Striking a feasible balance requires a finely calibrated set of benefits that would make some progress on both sides of the ledger. The goal should be to create two separate sets of low-income programs — a state-administered safety net for those who are not working and a direct federal wage subsidy for those who are. Benefit types and levels should be adjusted between the two in an effort to reestablish an income gap.

An adjustment in benefit types offers the best opportunity to incentivize work without slashing benefits or increasing spending. Two families — one whose head of household works, one whose head of household does not — may both need $3,000 worth of nutritional support. But if the non-working household receives the $3,000 in food stamps while the working household receives it as cash via a wage subsidy, the latter might feel substantially better off. While the Affordable Care Act draws an arbitrary line, providing Medicaid to those below 138 percent of the poverty line and a subsidy for private insurance to those above 138 percent of the poverty line, the benefit could instead be provided as Medicaid for those who do not work and, for those who do work, as additional cash provided via wage subsidy.

These types of reforms would only produce further complexity given today’s policy structure, but substitute a Flex Fund and they become more straightforward. For example, more than 40 percent of food-stamp recipients live in households with earned income. If $50 billion, equivalent to 40 percent of what is spent today on USDA nutrition programs, were shifted out of the Flex Fund and into a doubling of a still-federal EITC, there would be no change in anti-poverty spending, but for working households a greater share would come in the form of a subsidized wage instead of an in-kind benefit.
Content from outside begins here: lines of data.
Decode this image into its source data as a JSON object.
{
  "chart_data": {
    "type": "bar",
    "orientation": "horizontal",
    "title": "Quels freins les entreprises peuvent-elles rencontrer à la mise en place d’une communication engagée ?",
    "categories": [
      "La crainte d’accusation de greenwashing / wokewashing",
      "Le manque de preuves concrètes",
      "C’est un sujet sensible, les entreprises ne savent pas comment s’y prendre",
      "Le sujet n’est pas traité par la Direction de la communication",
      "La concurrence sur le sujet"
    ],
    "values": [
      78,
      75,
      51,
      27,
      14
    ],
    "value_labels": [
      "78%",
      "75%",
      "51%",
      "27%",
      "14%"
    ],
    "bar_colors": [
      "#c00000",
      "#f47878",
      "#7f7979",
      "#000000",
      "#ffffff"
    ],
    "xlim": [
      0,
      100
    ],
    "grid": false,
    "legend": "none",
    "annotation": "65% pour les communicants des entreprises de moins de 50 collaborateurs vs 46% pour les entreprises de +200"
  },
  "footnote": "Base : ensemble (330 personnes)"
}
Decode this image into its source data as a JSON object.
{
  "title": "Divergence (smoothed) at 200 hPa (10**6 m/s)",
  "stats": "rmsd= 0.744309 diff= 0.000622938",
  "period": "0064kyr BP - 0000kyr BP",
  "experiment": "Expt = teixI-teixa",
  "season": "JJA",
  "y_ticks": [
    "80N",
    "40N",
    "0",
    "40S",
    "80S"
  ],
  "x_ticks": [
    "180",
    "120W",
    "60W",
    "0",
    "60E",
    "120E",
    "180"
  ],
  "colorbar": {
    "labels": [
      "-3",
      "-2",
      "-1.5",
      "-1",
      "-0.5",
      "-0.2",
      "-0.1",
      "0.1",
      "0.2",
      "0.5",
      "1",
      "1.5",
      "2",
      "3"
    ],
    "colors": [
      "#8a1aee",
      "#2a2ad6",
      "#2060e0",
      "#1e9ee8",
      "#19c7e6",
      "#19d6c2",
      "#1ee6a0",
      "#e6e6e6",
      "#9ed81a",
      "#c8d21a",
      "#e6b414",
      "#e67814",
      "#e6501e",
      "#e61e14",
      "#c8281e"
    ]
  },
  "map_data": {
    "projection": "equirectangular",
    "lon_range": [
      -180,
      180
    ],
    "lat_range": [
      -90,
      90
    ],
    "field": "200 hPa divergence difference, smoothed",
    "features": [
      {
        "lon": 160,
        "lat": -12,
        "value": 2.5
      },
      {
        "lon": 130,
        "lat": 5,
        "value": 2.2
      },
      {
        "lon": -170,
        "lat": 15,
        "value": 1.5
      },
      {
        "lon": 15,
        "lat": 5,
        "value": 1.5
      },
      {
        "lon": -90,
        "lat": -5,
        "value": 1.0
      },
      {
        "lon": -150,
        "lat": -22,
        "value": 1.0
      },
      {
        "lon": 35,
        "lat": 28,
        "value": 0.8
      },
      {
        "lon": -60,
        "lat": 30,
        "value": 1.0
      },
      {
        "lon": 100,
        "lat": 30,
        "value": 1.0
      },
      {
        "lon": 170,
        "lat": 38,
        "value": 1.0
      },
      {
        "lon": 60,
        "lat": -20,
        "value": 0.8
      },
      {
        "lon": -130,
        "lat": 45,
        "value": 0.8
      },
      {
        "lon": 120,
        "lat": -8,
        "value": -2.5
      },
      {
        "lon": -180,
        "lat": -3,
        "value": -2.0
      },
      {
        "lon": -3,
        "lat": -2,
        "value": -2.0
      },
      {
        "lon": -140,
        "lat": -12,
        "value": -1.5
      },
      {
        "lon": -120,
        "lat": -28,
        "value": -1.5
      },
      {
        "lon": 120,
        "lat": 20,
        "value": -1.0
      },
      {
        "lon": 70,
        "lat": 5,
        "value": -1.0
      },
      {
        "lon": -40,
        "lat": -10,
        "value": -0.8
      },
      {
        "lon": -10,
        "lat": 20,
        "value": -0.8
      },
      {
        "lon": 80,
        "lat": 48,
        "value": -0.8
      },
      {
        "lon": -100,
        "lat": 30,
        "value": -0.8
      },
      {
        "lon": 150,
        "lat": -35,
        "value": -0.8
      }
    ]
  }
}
Taking a similar approach in other benefit categories could continue to expand the EITC dramatically. Reforming the credit itself to make it a direct-to-the-worker wage subsidy would further clarify its incentives and amplify its impact. The infrastructure for such a subsidy already exists, of course — it is called the payroll tax, which reduces the take-home pay of every worker, on every dollar earned in every paycheck, up to a specified income level. The wage subsidy would function as a reverse payroll tax, increasing the effective wage associated with a given job in a predictable and transparent way. The effect in many ways would mirror a substantial increase in the minimum wage. But whereas a price control would tend to decrease the size of the labor force, a subsidy would tend to increase it. And whereas higher wages paid by employers tend to increase prices for consumers — affecting most the lower-income population the policy is intended to help — a subsidy-supported higher wage is funded disproportionately by the higher-income tax base.

States, via their federal Flex Fund dollars, their own programs, and their public–private partnerships, would be responsible for crafting a safety net to provide basic support for those outside the labor force. The federal government, via direct wage subsidies held apart from the Flex Fund, would ensure that anyone entering the labor force found significant advantages in doing so. The income gap would be easily quantifiable, and if necessary it could be expanded by shifting additional resources out of the Flex Fund and into the wage subsidy — not a reduction in support for the poor, only a shift in who receives what share. On this foundation, efforts to attack the causes of poverty and to improve the effectiveness of anti-poverty programs might actually succeed.